While no official statement or record of the proceedings was released on the first-ever online AGM of Tata Sons held on Thursday, sources said representatives of the Mistry family firms, the single biggest shareholder, flagged concerns over the drop in performance and mounting debt of two major group companies — Tata Steel and Tata Motors.
Besides, the representatives of the Mistry family, which holds 18.5% stake in Tata Sons, also questioned recent investment decisions taken at Tata Sons, which, according to them, have gone into funding losses.
However, Tata Sons chairman N. Chandrasekaran refuted the allegations of the family, saying he was clearing the “mess [that] was created in 2013-16”, the period during which Mr. Mistry was the chairman of the group. He also asserted that Tata Sons’ investments in operating companies were done to correct the capital structure of group firms and prevent the default of any liabilities by them. At the AGM, which was also attended by Tata group Chairman Emeritus Ratan Tata, the Mistry family representatives raised issues of mounting losses and borrowings at Tata Motors and Tata Steel. They also flagged concerns regarding auditors’ remarks on Tata Steel Europe and AirAsia India “for their ability to continue as a going concern”.
According to the sources, Mr. Chandrasekaran responded by saying that in the past three years, a lot of effort had gone into the restructuring of Tata Steel, which witnessed the mix of profitable Indian operations increasing during the period. He also said the revival plans of Tata Steel and Tata Motors had been affected by the COVID-19 pandemic.

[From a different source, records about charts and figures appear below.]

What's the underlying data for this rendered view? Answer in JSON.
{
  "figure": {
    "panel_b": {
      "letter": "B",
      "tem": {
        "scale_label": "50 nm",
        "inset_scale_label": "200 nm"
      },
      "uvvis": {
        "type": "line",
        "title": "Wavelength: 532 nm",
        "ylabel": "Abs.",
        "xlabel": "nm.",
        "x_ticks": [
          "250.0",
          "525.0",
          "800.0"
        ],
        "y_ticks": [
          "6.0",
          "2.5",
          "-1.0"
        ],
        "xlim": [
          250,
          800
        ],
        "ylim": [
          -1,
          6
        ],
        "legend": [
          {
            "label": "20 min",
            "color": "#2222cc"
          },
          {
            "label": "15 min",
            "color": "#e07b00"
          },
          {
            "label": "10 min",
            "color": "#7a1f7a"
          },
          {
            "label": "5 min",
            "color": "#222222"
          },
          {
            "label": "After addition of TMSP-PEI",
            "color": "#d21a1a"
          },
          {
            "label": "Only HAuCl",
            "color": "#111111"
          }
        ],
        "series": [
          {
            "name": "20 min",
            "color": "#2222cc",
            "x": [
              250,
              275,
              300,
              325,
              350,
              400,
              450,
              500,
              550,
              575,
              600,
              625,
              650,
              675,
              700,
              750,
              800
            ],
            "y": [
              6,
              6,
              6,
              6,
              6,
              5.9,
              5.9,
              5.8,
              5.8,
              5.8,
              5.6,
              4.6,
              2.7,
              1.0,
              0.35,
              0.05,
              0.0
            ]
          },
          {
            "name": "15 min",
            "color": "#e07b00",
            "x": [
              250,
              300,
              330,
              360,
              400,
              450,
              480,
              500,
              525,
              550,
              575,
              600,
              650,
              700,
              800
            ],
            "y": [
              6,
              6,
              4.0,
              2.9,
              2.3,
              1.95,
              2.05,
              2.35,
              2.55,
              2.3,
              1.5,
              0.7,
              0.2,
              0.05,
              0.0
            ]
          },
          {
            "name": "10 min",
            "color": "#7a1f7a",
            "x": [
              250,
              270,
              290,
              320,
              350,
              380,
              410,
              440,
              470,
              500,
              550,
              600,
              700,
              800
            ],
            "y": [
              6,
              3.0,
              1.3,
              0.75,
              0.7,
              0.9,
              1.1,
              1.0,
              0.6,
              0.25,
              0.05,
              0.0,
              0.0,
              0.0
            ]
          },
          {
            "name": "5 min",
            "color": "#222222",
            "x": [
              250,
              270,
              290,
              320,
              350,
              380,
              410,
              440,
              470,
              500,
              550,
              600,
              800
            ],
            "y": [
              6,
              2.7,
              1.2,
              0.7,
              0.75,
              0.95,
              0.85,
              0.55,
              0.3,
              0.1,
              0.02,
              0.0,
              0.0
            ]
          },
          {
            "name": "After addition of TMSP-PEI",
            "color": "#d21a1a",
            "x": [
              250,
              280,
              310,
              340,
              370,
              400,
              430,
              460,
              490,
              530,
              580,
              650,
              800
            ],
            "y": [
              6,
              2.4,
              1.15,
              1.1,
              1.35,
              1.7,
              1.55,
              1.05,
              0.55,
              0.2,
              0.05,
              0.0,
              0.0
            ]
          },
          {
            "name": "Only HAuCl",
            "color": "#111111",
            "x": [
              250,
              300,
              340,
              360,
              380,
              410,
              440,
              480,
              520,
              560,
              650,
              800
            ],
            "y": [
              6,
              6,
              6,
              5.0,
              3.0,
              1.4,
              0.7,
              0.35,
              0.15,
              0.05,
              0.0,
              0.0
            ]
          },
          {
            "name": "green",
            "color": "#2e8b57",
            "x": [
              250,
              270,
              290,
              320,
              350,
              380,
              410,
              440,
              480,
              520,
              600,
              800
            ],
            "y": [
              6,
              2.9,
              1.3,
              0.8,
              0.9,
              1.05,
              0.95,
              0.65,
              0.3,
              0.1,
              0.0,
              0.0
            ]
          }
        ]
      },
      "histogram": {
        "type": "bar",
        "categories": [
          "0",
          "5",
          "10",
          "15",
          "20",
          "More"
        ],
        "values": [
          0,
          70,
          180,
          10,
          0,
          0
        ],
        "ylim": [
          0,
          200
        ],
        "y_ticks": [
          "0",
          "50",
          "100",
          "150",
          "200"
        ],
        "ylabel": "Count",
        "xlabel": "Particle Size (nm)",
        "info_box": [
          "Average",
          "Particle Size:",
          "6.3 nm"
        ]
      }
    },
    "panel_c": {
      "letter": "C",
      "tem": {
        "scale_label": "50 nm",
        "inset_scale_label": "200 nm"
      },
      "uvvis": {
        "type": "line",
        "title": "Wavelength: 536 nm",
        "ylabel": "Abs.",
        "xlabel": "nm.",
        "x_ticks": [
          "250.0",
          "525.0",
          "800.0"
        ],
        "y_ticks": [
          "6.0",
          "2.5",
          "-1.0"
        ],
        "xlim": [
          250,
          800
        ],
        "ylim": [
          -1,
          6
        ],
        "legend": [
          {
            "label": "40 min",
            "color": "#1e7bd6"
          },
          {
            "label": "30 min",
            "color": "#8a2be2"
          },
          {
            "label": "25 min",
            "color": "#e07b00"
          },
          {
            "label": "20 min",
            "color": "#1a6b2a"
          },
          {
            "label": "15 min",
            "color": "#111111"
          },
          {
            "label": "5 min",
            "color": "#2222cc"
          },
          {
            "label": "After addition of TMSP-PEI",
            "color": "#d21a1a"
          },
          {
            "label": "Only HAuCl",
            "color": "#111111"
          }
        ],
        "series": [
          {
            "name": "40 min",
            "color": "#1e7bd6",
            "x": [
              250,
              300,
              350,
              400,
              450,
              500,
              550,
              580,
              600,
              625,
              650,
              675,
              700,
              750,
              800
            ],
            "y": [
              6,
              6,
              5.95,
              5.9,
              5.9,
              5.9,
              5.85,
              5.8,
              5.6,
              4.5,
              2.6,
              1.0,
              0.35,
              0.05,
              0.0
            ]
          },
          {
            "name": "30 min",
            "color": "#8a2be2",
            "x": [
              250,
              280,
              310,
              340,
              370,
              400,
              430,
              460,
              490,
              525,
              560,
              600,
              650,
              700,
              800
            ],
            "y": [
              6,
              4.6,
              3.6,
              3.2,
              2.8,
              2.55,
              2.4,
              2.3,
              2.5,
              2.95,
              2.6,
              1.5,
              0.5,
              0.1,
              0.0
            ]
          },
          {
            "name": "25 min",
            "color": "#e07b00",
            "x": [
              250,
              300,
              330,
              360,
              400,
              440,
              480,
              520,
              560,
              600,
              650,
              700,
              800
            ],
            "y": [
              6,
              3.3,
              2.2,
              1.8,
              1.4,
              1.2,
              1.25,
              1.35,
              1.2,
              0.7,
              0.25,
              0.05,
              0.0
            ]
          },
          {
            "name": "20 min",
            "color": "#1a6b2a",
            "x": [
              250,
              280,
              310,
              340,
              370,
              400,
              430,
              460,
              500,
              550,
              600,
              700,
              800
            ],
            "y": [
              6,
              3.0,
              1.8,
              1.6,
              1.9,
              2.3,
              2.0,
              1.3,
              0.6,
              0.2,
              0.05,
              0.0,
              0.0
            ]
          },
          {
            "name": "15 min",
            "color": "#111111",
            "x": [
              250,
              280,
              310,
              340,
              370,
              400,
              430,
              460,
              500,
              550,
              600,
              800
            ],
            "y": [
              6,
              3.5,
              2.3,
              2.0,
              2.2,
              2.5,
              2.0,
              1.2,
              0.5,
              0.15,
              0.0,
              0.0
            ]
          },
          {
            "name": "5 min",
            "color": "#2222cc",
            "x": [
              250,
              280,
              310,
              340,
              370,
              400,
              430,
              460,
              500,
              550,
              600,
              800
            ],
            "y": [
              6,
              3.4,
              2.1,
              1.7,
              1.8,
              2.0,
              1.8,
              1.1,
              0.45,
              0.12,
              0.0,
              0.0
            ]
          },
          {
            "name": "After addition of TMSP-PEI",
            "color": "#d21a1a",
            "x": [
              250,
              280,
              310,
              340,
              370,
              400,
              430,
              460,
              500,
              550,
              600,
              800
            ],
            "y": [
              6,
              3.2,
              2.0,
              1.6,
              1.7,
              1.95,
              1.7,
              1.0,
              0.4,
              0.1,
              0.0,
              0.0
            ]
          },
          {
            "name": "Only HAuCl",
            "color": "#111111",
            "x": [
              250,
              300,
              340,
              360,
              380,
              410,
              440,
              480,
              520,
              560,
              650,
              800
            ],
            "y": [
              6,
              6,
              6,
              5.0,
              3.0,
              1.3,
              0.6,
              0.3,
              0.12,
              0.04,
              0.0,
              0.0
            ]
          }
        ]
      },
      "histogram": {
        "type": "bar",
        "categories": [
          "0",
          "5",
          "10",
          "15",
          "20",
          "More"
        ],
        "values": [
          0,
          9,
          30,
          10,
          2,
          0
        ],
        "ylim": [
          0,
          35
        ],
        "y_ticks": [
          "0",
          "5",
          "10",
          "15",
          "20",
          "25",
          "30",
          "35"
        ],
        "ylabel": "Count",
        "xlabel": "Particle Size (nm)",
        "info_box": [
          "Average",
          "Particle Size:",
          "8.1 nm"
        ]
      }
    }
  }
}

On the issue of losses in airline ventures, Mr. Chandrasekaran commented that the investment commitment was made in the past, and that “Tata Sons does not go back on its commitment”, while reiterating that an airline business takes longer to be profitable.

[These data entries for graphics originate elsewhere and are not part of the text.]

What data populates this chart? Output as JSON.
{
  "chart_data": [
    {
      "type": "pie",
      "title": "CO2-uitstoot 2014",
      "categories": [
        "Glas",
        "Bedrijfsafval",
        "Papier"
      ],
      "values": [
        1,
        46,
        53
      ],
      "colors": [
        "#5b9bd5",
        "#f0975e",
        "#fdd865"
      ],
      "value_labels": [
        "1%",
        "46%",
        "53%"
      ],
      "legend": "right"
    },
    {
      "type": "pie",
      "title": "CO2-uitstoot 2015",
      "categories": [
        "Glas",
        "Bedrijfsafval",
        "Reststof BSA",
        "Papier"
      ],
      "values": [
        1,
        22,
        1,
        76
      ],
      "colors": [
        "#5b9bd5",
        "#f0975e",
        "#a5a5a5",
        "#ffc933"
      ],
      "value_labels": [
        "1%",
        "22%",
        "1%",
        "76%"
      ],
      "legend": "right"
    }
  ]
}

The Mistry family representatives had asked whether a proper analysis was done by the Tata Sons board prior to funding these ventures — AirAsia India and Vistara. They also highlighted AirAsia India’s current liabilities exceeding its current assets by ₹1,200 crore and that its net worth had been fully eroded. They asked if Tatas were to buy out the JV partners, whether that would not be merely buying the liabilities of the budget carrier, the sources added.
Tata Sons’ board had sacked Mr. Mistry as chairman on October 24, 2016.